Bana sorarsanız, Kudüs’ le ilgili kalıcı çözümün kararı bölge halklarına ait olmalı.
Ben, bölgedeki gelişmelere dinsel açıdan bakmakta ziyade, demokratik bir pencereden, demokratik bir Ortadoğu ve de insani temel hak ve özgürlükler açısından bakarım.
Yıllar önce FKÖ( Filistin Kurtuluş Örgütü, bu nedenle enternasyonalist bir karaktere sahip olduğundan, İsrail’ karşı yürütülen kurtuluş mücadelesinde, başta Türkiyeli devrimciler olmak üzere, dünyanın dört bir yanından enternasyonalist bir dayanışmaya sahne olmuştu.
Bugün ise tam tersi bir durum yaşanıyor. “Her Ulusun Kaderini Tayin Hakkı Vardır” prensibine göre Bağımsız Demokratik Filistin Devleti’nin uluslararası meşruiyeti kabul edilmek koşuluyla, üzerinde hak iddia eden üç semavi dini temsil adına, “demokratik özerk bölge” statüsüne kavuşturulmuş bir ‘Kudüs’ en mantıklı çözüm yoludur bence.
Yoksa ölüm, yıkım, acı, gözyaşı getirmekten başka bir işe yaramayan bu kayıkçı kavgası bir bin yıl daha devam eder. “Durup dururken Eniştem beni niye öptü?” misali Kudüs’ ün ABD Başkanı tarafından, “İsrail’ in başkentidir ilanı”, bana göre ‘malumun ilanı’ değildir.

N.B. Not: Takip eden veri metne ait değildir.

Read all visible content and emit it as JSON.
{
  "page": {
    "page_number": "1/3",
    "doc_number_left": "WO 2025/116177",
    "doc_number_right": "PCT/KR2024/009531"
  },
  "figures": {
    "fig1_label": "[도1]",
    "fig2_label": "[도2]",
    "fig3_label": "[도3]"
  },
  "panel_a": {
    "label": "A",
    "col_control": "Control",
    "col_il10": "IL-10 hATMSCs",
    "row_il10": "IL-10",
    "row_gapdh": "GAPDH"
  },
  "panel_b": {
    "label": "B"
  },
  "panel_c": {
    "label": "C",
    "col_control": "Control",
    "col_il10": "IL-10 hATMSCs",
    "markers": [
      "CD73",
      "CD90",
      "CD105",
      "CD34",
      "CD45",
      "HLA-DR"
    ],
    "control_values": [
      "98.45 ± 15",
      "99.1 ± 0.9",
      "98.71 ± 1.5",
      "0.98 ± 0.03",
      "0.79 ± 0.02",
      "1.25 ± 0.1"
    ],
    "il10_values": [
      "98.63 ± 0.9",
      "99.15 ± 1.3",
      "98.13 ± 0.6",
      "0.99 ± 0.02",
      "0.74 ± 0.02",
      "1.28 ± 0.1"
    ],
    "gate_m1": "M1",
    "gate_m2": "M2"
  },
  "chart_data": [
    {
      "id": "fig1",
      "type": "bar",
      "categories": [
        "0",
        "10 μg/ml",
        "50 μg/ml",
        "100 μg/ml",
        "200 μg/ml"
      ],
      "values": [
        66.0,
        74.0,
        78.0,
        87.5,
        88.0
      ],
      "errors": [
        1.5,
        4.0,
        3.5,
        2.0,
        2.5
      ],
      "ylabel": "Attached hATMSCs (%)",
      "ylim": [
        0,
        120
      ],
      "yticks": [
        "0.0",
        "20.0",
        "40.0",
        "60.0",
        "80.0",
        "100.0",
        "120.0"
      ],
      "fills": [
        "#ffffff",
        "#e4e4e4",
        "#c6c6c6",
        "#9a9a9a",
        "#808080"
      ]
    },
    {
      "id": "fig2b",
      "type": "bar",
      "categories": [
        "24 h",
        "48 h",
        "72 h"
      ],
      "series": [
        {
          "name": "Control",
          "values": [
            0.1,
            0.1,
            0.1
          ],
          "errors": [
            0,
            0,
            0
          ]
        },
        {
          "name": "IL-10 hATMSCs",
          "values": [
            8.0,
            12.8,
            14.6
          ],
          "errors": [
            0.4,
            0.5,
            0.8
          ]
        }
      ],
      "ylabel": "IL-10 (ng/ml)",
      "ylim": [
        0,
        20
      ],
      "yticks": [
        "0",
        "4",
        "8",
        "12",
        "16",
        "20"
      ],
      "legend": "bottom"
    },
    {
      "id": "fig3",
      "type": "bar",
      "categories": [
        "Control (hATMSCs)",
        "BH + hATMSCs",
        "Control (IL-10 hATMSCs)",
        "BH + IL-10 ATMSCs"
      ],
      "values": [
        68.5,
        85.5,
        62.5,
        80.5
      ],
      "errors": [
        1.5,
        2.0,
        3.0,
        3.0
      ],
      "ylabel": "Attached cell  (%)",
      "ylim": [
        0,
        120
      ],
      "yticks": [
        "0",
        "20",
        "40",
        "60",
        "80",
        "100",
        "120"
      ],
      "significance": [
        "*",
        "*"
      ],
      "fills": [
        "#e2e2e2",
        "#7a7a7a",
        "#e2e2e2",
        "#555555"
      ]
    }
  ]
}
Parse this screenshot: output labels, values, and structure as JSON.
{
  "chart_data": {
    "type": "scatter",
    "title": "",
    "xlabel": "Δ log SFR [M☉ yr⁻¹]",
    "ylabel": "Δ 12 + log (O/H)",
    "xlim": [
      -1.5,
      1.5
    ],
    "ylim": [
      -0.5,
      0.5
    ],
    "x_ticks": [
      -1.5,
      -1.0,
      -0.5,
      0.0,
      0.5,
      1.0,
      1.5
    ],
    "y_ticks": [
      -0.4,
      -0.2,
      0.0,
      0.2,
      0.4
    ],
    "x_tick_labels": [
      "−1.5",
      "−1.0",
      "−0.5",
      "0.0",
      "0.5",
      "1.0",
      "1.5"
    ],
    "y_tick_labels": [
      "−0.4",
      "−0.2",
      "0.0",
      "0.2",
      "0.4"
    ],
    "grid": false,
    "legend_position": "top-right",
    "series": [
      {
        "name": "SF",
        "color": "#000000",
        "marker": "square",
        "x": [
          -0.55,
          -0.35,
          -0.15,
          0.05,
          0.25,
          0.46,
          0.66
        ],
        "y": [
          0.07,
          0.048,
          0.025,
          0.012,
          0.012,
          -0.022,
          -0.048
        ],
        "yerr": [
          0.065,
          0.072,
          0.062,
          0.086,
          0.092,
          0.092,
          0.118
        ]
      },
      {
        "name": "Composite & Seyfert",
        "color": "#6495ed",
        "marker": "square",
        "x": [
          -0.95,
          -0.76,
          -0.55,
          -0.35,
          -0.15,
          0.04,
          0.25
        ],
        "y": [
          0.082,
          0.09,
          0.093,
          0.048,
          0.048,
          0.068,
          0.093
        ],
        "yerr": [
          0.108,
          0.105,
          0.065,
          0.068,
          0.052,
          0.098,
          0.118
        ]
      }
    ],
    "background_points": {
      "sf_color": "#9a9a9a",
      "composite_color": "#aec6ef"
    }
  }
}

İç siyasette sıkışmış Trump’ın bu tehlikeli hamlesi, bakalım siyasi, ekonomik kazanım olarak kime ya da kimlere olumlu olumsuz anlamda yansıyacaktır?
Trump’ın, içte yaşadığı siyasi tıkanmışlığı aşmak için yaptığı bu son hamle ile aradığı ‘Hayat Öpücüğü’, aynı tıkanmışlığı yaşayan bölge ülkelerinin mumla aradığı ‘Hayat Öpücüğü’ ne dönüşmesin sakın…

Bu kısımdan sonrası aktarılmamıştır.